The three-year project will provide information of benefit to civilians as well as military personnel, he said. Bloomquist will be joined in the study by Bradley G. Klein, an associate professor of biomedical sciences and pathobiology with the Virginia-Maryland Regional College of Veterinary Medicine.
Service members serving in the Persian Gulf could have been exposed to insecticides in several ways, Bloomquist said. Insecticides were used around field encampments and in housing areas. Uniforms were also impregnated with insecticides to protect service members from disease-carrying insects.
Bloomquist, an associate professor in Department of Entomology, became interested in the effects that pesticides have on humans because of studies showing an increased rate of Parkinson's Disease among farmers and other rural residents with a relatively high exposure to the compounds.
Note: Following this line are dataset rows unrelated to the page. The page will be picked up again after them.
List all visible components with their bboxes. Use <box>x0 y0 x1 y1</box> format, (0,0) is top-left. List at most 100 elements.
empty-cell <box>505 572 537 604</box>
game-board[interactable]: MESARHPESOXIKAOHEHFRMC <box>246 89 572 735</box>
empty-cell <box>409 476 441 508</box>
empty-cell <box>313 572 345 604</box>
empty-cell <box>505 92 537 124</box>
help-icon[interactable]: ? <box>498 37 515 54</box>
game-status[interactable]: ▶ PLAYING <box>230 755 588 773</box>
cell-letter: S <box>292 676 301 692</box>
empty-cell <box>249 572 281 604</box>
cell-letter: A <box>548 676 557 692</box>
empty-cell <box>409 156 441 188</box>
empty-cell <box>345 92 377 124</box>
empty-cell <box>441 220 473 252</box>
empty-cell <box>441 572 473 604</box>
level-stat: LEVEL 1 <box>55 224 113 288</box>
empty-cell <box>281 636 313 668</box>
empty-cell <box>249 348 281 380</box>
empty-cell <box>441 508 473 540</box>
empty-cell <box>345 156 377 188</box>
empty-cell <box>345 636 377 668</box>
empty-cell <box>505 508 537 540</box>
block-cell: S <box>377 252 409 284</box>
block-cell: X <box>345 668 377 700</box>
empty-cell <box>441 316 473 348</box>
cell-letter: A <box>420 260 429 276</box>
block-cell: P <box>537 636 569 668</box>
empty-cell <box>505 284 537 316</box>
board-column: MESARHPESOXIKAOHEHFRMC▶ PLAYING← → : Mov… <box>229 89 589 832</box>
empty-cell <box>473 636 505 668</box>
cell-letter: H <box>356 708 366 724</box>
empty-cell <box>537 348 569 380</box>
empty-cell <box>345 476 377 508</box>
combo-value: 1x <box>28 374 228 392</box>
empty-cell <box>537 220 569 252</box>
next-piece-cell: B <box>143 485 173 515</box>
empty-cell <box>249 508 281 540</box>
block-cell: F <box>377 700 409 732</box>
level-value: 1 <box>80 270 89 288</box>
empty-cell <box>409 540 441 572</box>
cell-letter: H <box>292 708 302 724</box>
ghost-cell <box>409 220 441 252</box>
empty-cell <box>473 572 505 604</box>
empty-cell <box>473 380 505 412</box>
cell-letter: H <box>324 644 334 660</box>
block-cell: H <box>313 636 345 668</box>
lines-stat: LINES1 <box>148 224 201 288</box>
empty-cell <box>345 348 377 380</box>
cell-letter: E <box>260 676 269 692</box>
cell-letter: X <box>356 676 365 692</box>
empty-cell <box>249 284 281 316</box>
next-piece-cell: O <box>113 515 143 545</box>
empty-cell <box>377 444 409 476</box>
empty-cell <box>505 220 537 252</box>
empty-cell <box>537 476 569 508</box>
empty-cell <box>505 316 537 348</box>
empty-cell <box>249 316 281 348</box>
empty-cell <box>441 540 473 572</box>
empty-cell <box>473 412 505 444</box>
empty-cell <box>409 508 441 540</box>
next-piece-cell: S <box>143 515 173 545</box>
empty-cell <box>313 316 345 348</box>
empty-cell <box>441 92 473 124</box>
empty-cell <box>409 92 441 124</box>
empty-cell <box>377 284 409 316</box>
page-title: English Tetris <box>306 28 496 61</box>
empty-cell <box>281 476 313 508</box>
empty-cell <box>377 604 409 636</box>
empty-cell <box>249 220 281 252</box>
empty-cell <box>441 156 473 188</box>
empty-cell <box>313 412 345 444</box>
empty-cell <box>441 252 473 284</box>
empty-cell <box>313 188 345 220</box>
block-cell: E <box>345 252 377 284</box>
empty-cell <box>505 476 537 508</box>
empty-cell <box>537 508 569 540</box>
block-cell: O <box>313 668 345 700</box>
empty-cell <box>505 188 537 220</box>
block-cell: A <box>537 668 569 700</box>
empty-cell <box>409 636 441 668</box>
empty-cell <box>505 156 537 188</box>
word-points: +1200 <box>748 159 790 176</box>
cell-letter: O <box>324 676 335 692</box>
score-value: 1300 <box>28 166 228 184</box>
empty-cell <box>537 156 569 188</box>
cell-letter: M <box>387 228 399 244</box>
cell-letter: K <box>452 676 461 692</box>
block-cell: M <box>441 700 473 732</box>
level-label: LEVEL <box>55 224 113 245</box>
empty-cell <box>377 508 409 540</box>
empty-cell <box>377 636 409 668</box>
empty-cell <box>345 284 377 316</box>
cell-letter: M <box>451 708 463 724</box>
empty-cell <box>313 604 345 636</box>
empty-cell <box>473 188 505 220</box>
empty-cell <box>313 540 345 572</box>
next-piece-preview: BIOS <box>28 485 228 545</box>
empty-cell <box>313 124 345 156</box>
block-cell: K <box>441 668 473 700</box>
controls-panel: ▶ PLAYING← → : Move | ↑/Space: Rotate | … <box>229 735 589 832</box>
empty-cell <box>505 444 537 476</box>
He is conducting a separate study looking at a range of pesticides used by farmers.
The Army study will focus on two types of insecticides used by the military: chlorpyrifos, an organo-phosphorous compound, and permethrin, a pyrethroid compound.
Parkinson's Disease is a degenerative disease affecting the central nervous system. About 1 percent of the population suffers from the disease, the onset of which is thought to involve both a genetic pre-disposition and exposure to an environmental toxic trigger. Bloomquist and Klein are investigating whether insecticides can be among triggering toxins.
"Parkinsonism may be a result of long-term exposure to these compounds," Bloomquist said. "If we show this connection, it likely will be years--maybe 20 years--before any symptoms of the disease begin to appear. We know enough about the disease that there are some interventions that could be devised. We will also be looking into the extent of reversibility of the toxicant's effects."
Bloomquist is especially interested in the effects of combining several compounds. He suspects a synergistic effect--compounds that by themselves pose a small risk of triggering Parkinson's Disease may generate a large risk when they are combined.
The Virginia Tech studies, which Bloomquist described as "very basic research," will investigate the neuro-chemical changes in mice when they are exposed to insecticides in various dosages and various combinations.
"The neuro-chemistry lets us catch the disease at a very early stage," Bloomquist said.
The loss of motor skills, resulting in symptoms such as muscle rigidity, shuffling gait, and a rhythmic tremor, has been linked to loss of dopamine production in the brain. That loss of dopamine is the major neuro-chemical expression of Parkinson's Disease.
Bloomquist and Klein intend to induce Parkinson's Disease in the test mice by exposing them to a neuro-toxin called MPTP, a compound that was found in the 1980s to trigger the disease after it had been injected by drug addicts. Through the chemical processes within the brain, MPTP destroys the same dopamine-producing neurons that degenerate in idiopathic Parkinson's Disease.
The loss of dopamine caused by MPTP will mimic the loss of dopamine caused by genetic pre-disposition, which can go undetected for years in humans before the symptoms of Parkinson's Disease manifest themselves.
Different groups of mice will be exposed different amounts and combinations of pesticides and MPTP. Behavioral effects will be assessed and brain tissue will be evaluated to determine the amount of dopamine that has been lost and to see if dopamine-producing cells have been destroyed.
Bloomquist and Klein are hopeful that this study will lay the groundwork for future research into ways to detect and alter the ability of toxic substances to trigger the disease. Bloomquist said understanding of the chemical processes involved may provide a clue on how to reverse or prevent Parkinson's Disease in the future.